When I took a few minutes to meditate this morning and let myself feel the feelings of this week, the tears were instant and the pain in my heart was overwhelming. I had already cried about what happened this week, usually as I fall asleep or while I’m in the shower—because I’m a mom and sometimes that’s the only time and place a mom has the time to let herself cry.

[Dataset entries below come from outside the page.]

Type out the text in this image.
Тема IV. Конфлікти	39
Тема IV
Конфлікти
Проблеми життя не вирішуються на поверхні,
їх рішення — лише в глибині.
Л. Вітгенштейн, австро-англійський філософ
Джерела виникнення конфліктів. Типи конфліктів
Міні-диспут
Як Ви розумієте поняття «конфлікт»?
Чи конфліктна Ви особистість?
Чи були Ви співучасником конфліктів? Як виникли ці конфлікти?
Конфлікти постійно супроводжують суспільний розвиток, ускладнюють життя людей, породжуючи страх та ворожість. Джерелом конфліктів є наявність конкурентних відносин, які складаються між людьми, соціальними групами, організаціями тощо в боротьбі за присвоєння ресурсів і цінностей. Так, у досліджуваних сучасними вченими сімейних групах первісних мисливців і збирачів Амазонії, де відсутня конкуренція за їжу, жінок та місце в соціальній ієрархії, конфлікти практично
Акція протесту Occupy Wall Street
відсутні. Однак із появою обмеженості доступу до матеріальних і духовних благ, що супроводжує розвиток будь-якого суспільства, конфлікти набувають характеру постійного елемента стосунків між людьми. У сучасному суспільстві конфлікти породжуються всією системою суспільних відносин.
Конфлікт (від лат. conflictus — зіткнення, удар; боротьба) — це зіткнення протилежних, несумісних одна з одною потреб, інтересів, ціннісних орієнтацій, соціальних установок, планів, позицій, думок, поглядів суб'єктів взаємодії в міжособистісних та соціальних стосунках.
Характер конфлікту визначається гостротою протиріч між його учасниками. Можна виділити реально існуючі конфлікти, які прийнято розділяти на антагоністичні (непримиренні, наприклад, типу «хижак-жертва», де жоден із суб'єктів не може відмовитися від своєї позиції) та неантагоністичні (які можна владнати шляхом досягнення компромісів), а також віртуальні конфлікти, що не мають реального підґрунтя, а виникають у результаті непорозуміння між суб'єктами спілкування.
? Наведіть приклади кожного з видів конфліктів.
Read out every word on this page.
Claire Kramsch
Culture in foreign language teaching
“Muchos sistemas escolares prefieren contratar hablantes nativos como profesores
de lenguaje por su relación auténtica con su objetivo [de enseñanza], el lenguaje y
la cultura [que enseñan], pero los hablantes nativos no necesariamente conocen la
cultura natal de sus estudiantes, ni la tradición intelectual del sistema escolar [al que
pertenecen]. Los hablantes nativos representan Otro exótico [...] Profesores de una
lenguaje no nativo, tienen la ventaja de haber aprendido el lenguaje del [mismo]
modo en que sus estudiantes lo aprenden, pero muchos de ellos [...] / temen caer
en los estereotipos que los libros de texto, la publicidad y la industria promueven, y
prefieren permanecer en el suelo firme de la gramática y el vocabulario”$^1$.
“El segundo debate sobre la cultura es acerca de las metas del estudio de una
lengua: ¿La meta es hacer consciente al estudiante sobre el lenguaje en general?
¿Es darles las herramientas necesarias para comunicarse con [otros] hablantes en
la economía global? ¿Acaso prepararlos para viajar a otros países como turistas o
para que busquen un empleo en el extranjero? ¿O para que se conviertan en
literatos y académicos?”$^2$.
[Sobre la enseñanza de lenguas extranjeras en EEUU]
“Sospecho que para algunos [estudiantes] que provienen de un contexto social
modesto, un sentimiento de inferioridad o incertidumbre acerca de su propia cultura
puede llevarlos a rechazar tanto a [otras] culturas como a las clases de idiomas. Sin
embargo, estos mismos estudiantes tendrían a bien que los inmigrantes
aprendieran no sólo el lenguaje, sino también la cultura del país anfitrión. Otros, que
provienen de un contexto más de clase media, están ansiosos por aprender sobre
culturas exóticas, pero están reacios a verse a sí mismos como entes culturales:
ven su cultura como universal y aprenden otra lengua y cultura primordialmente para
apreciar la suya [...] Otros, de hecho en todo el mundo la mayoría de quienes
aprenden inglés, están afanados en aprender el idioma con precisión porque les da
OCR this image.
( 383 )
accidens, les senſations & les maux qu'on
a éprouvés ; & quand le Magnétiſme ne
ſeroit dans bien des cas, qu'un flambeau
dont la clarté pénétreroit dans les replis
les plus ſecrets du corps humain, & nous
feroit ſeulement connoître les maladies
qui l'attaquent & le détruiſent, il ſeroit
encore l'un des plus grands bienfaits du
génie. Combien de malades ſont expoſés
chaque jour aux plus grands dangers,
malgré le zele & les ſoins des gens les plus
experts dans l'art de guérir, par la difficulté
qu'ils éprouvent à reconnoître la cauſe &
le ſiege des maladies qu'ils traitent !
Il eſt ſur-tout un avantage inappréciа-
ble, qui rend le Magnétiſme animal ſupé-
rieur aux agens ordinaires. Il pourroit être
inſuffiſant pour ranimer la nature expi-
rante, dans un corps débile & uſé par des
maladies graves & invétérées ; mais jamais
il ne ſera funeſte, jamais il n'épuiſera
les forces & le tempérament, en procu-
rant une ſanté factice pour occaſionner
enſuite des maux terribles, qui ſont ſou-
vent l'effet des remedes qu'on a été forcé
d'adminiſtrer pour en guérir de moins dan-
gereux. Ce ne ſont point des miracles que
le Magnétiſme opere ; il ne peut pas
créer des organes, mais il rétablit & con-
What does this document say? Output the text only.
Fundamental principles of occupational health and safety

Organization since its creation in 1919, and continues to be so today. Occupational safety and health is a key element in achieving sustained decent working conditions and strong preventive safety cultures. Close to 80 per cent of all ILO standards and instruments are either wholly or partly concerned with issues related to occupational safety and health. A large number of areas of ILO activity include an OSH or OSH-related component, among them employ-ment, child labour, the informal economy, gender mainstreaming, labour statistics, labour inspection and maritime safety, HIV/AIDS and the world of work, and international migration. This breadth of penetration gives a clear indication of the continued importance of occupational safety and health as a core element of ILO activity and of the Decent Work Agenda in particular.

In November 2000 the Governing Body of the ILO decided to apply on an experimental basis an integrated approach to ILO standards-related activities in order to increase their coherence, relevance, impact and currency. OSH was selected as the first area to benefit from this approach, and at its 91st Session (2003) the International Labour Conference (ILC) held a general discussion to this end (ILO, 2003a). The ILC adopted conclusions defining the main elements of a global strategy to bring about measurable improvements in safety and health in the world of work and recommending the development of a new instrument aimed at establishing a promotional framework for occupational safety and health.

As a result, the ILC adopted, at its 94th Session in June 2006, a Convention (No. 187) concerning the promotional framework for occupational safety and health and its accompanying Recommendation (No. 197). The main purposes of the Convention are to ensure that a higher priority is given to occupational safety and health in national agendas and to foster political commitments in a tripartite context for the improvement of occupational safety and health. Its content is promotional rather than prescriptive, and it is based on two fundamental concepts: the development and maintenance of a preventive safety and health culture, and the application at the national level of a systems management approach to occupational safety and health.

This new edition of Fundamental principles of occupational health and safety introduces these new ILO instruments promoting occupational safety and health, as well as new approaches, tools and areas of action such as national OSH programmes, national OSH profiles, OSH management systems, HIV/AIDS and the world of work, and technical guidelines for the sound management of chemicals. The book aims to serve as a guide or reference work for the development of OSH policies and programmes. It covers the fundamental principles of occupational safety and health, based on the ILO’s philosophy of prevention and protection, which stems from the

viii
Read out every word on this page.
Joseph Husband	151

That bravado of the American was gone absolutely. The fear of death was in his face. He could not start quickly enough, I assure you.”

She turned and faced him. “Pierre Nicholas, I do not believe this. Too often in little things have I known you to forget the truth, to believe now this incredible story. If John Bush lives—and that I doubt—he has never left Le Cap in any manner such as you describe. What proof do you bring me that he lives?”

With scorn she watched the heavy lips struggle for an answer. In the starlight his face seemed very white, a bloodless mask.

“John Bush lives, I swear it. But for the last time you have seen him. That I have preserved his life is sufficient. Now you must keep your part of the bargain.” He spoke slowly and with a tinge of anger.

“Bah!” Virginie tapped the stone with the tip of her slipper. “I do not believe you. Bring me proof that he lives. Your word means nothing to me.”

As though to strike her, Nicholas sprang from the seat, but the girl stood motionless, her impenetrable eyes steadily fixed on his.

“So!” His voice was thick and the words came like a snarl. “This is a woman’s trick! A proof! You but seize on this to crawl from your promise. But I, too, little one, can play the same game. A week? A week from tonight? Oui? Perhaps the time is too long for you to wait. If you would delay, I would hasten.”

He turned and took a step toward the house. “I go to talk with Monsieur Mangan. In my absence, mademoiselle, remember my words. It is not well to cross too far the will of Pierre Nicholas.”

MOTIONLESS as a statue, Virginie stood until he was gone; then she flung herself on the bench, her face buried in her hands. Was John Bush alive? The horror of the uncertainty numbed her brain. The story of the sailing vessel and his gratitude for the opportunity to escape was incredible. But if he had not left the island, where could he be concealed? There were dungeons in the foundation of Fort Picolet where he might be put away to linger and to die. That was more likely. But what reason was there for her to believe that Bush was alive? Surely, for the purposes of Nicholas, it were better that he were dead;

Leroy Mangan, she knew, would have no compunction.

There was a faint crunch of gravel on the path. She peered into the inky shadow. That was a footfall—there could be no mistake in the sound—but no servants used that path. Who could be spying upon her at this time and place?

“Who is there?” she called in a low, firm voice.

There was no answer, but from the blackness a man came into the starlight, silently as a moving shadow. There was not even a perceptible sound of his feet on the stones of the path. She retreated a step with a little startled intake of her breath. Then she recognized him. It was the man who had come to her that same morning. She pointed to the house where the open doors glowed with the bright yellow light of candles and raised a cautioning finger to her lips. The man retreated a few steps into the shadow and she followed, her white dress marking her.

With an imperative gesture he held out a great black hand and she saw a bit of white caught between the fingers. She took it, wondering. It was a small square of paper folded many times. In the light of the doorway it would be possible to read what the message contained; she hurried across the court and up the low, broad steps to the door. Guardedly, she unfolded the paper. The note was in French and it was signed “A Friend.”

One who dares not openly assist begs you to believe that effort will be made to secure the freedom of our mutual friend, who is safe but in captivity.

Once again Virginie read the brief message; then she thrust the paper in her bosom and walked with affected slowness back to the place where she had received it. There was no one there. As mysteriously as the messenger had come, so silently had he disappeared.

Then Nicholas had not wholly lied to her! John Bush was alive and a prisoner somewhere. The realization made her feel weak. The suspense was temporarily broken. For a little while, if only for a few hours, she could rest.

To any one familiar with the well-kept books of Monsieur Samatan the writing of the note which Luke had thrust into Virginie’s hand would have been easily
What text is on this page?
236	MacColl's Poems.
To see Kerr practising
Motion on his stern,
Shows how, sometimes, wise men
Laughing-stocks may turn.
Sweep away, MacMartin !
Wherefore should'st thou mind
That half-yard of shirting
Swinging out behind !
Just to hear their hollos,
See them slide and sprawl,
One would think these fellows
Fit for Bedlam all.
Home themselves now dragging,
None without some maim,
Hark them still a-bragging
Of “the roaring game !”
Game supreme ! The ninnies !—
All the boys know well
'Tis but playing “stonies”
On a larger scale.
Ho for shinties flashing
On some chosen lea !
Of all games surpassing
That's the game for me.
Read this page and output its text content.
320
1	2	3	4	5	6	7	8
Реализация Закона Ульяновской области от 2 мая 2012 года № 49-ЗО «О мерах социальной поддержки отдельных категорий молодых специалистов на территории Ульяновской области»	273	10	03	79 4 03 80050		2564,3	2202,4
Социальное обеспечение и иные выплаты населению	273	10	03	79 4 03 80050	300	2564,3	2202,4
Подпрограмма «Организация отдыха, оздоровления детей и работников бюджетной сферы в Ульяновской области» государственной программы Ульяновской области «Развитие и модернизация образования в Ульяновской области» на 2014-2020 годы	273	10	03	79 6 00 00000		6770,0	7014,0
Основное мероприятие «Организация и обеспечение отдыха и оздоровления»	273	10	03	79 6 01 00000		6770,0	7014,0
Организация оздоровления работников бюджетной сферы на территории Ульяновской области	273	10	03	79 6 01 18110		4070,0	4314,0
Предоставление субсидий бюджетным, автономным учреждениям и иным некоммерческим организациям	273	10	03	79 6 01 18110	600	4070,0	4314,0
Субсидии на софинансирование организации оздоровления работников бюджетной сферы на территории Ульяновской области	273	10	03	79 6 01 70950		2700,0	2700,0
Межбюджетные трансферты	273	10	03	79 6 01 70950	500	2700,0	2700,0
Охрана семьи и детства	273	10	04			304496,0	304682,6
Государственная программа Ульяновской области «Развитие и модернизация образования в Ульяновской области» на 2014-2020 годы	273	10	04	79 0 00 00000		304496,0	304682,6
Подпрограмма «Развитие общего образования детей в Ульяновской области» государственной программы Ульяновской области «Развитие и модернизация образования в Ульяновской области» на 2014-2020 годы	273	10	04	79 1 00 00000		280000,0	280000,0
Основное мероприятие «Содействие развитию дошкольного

Sometimes I think—maybe a little too hopefully—that allowing myself to feel the feelings will help them go away faster, help me move through them quicker. I don’t know why. Because usually what ends up happening is I feel like I’m right back in the middle of it instead.
This morning, though, I felt a tiny moment of peace. A split second when I knew there was nothing more I could do about this situation. I have apologized to my friend from my heart and made sure they knew the truth about the situation. Now, I can only hope that they choose to forgive me and remember that my heart is the same loving heart that they were quick to defend a few days ago.
Ahhhhhhh…therein lies my own answer.
What I hope my friend remembers about me is what I also need to remember about myself.
That I am human. And I am still the same loving, caring person I was a week ago before anything happened—even when I make the mistakes that humans make.
Maitri is a practice that I know will take time for me to develop. But even those few precious moments of meditation this morning reminded me of the gift of grace that I can offer myself. And that I hope my friend will offer me.
But even if they choose not to, loving-kindness will give me a way to accept even that piece of myself that I don’t love very much this week. That part of me that I can still embrace and hold close and offer love to, even as I witness her imperfections and all their perfectly bruised beauty.